The second: "There are these two guys sitting together in a bar in the remote Alaskan wilderness. One of the guys is religious, the other is an atheist, and the two are arguing about the existence of God with that special intensity that comes after about the fourth beer. And the atheist says: 'Look, it's not like I don't have actual reaons for not believing in God. It's not like I haven't experimented with the whole God and prayer thing. Just last month I got caught away from the camp in that terrible blizzard, and I was totally lost and I couldn't see a thing, and it was 50 below, and so I tried it: I fell to my knees in the snow and cried out, "O God, if there is a God, I'm lost in this blizzard, and I'm gonna die if you don't help me."' And now in the bar, the religious guy looks at the atheist all puzzled. 'Well then, you must believe now,' he says, 'After all, here you are, alive." The atheist just rolls his eyes. 'No, man, all that was was a couple Eskimos happened to come wandering by and showed me the way back to camp.'"
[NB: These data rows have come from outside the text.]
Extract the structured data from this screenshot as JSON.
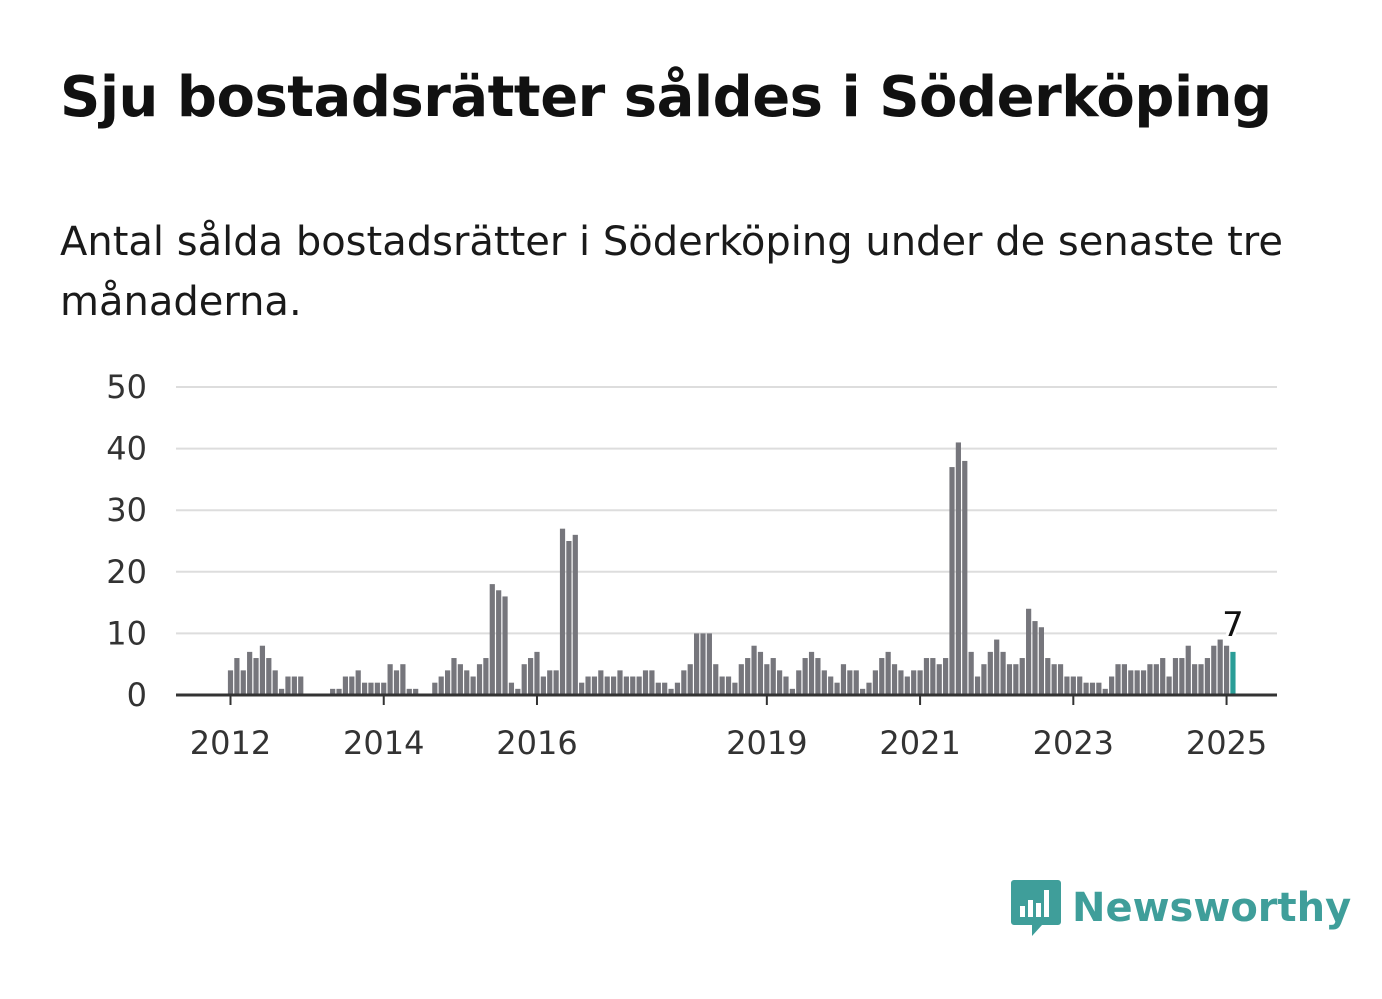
{
  "header": {
    "title": "Sju bostadsrätter såldes i Söderköping",
    "subtitle": "Antal sålda bostadsrätter i Söderköping under de senaste tre månaderna."
  },
  "brand": {
    "name": "Newsworthy",
    "color": "#3f9e9a",
    "icon": "newsworthy-logo-icon"
  },
  "chart_data": {
    "type": "bar",
    "x_start": "2012-01",
    "x_ticks": [
      {
        "label": "2012",
        "month": "2012-01"
      },
      {
        "label": "2014",
        "month": "2014-01"
      },
      {
        "label": "2016",
        "month": "2016-01"
      },
      {
        "label": "2019",
        "month": "2019-01"
      },
      {
        "label": "2021",
        "month": "2021-01"
      },
      {
        "label": "2023",
        "month": "2023-01"
      },
      {
        "label": "2025",
        "month": "2025-01"
      }
    ],
    "y_ticks": [
      0,
      10,
      20,
      30,
      40,
      50
    ],
    "ylim": [
      0,
      50
    ],
    "grid": true,
    "bar_color": "#76767c",
    "highlight_color": "#2a9d97",
    "highlight_label": "7",
    "values": [
      4,
      6,
      4,
      7,
      6,
      8,
      6,
      4,
      1,
      3,
      3,
      3,
      0,
      0,
      0,
      0,
      1,
      1,
      3,
      3,
      4,
      2,
      2,
      2,
      2,
      5,
      4,
      5,
      1,
      1,
      0,
      0,
      2,
      3,
      4,
      6,
      5,
      4,
      3,
      5,
      6,
      18,
      17,
      16,
      2,
      1,
      5,
      6,
      7,
      3,
      4,
      4,
      27,
      25,
      26,
      2,
      3,
      3,
      4,
      3,
      3,
      4,
      3,
      3,
      3,
      4,
      4,
      2,
      2,
      1,
      2,
      4,
      5,
      10,
      10,
      10,
      5,
      3,
      3,
      2,
      5,
      6,
      8,
      7,
      5,
      6,
      4,
      3,
      1,
      4,
      6,
      7,
      6,
      4,
      3,
      2,
      5,
      4,
      4,
      1,
      2,
      4,
      6,
      7,
      5,
      4,
      3,
      4,
      4,
      6,
      6,
      5,
      6,
      37,
      41,
      38,
      7,
      3,
      5,
      7,
      9,
      7,
      5,
      5,
      6,
      14,
      12,
      11,
      6,
      5,
      5,
      3,
      3,
      3,
      2,
      2,
      2,
      1,
      3,
      5,
      5,
      4,
      4,
      4,
      5,
      5,
      6,
      3,
      6,
      6,
      8,
      5,
      5,
      6,
      8,
      9,
      8,
      7
    ]
  }
}
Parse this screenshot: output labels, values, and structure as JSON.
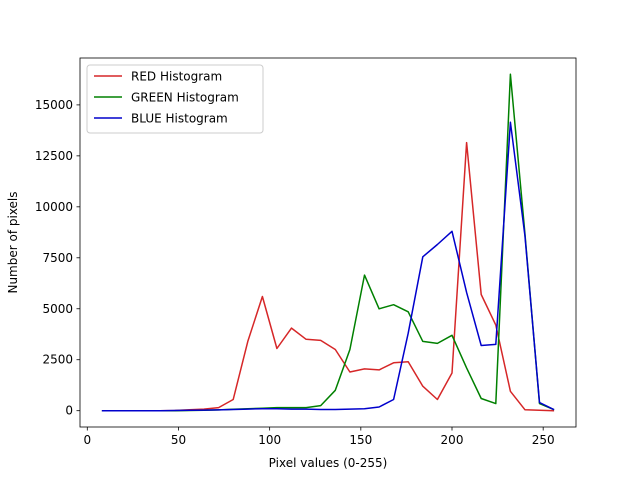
{
  "chart_data": {
    "type": "line",
    "title": "",
    "xlabel": "Pixel values (0-255)",
    "ylabel": "Number of pixels",
    "xlim": [
      -4,
      268
    ],
    "ylim": [
      -800,
      17300
    ],
    "xticks": [
      0,
      50,
      100,
      150,
      200,
      250
    ],
    "yticks": [
      0,
      2500,
      5000,
      7500,
      10000,
      12500,
      15000
    ],
    "grid": false,
    "legend_position": "top-left",
    "x": [
      8,
      16,
      24,
      32,
      40,
      48,
      56,
      64,
      72,
      80,
      88,
      96,
      104,
      112,
      120,
      128,
      136,
      144,
      152,
      160,
      168,
      176,
      184,
      192,
      200,
      208,
      216,
      224,
      232,
      240,
      248,
      256
    ],
    "series": [
      {
        "name": "RED Histogram",
        "color": "#d62728",
        "values": [
          0,
          0,
          0,
          0,
          0,
          10,
          50,
          80,
          150,
          550,
          3400,
          5600,
          3050,
          4050,
          3500,
          3450,
          3000,
          1900,
          2050,
          2000,
          2350,
          2400,
          1200,
          550,
          1850,
          13150,
          5700,
          4200,
          950,
          50,
          20,
          0
        ]
      },
      {
        "name": "GREEN Histogram",
        "color": "#008000",
        "values": [
          0,
          0,
          0,
          0,
          0,
          0,
          10,
          20,
          40,
          70,
          100,
          120,
          150,
          150,
          150,
          250,
          1000,
          3000,
          6650,
          5000,
          5200,
          4850,
          3400,
          3300,
          3700,
          2100,
          600,
          350,
          16500,
          8700,
          350,
          50
        ]
      },
      {
        "name": "BLUE Histogram",
        "color": "#0000cc",
        "values": [
          0,
          0,
          0,
          0,
          0,
          10,
          20,
          30,
          40,
          60,
          80,
          100,
          100,
          80,
          80,
          60,
          60,
          80,
          100,
          180,
          550,
          3800,
          7550,
          8150,
          8800,
          5800,
          3200,
          3250,
          14150,
          8600,
          400,
          50
        ]
      }
    ]
  }
}
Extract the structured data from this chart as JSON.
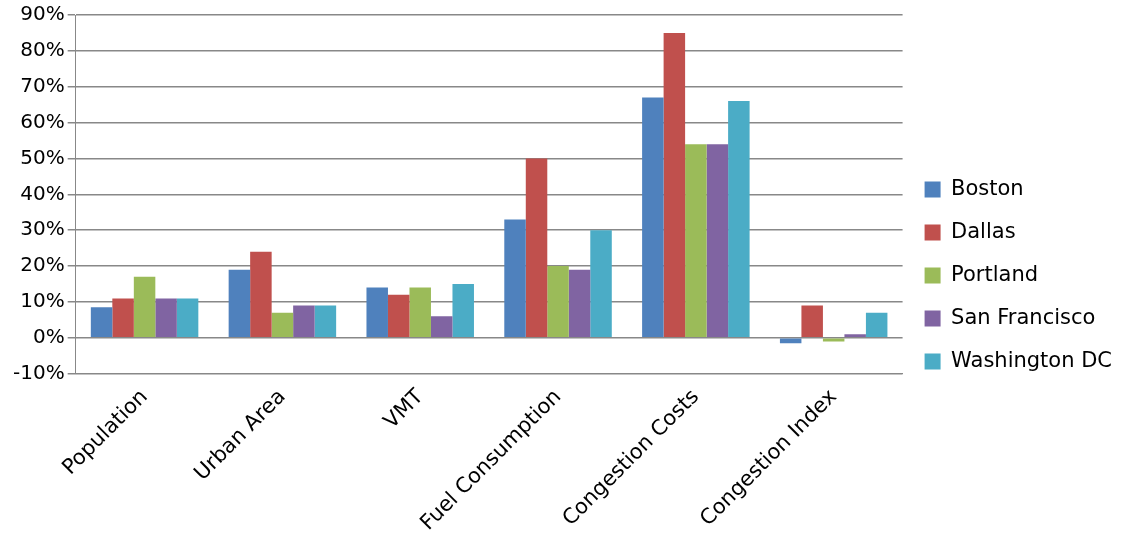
{
  "chart_data": {
    "type": "bar",
    "categories": [
      "Population",
      "Urban Area",
      "VMT",
      "Fuel Consumption",
      "Congestion Costs",
      "Congestion Index"
    ],
    "series": [
      {
        "name": "Boston",
        "color": "#4f81bd",
        "values": [
          8.5,
          19,
          14,
          33,
          67,
          -1.5
        ]
      },
      {
        "name": "Dallas",
        "color": "#c0504d",
        "values": [
          11,
          24,
          12,
          50,
          85,
          9
        ]
      },
      {
        "name": "Portland",
        "color": "#9bbb59",
        "values": [
          17,
          7,
          14,
          20,
          54,
          -1
        ]
      },
      {
        "name": "San Francisco",
        "color": "#8064a2",
        "values": [
          11,
          9,
          6,
          19,
          54,
          1
        ]
      },
      {
        "name": "Washington DC",
        "color": "#4bacc6",
        "values": [
          11,
          9,
          15,
          30,
          66,
          7
        ]
      }
    ],
    "ylim": [
      -10,
      90
    ],
    "yticks": [
      {
        "value": -10,
        "label": "-10%"
      },
      {
        "value": 0,
        "label": "0%"
      },
      {
        "value": 10,
        "label": "10%"
      },
      {
        "value": 20,
        "label": "20%"
      },
      {
        "value": 30,
        "label": "30%"
      },
      {
        "value": 40,
        "label": "40%"
      },
      {
        "value": 50,
        "label": "50%"
      },
      {
        "value": 60,
        "label": "60%"
      },
      {
        "value": 70,
        "label": "70%"
      },
      {
        "value": 80,
        "label": "80%"
      },
      {
        "value": 90,
        "label": "90%"
      }
    ],
    "grid": "y",
    "legend": "right"
  }
}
After which, Wallace says:

"Because we prize tolerance and diversity of belief, nowhere...do we want to claim that one guy's interpretation is true and the other guy's is false or bad. Which is fine, except we also never end up about just where these individual templates and beliefs come from. Meaning, where they come from INSIDE the two guys. As if a person's most basic orientation toward the world, and the meaning of his experience were somehow just hard-wired, like height or shoe-size; or automatically absorbed from the culture, like language. As if how we construct meaning were not actually a matter of personal, intentional choice. Ples there's the whole matter of arrogance. The nonreligious guy is so totally certain in his dismissal of the possibility that the passing Eskimos had anything to do with his prayer for help. True, there are plenty of religious people who seem arrogant and certain of their own interpretations, too. They're probably even more repulsive than atheists, at least to most of us. But religious dogamatists' problem is exactly the same as the story's unbeliever: blind certainty, a cloase-mindedness that amounts to an imprisonment so total that the prisoner doesn't even know he's locked up.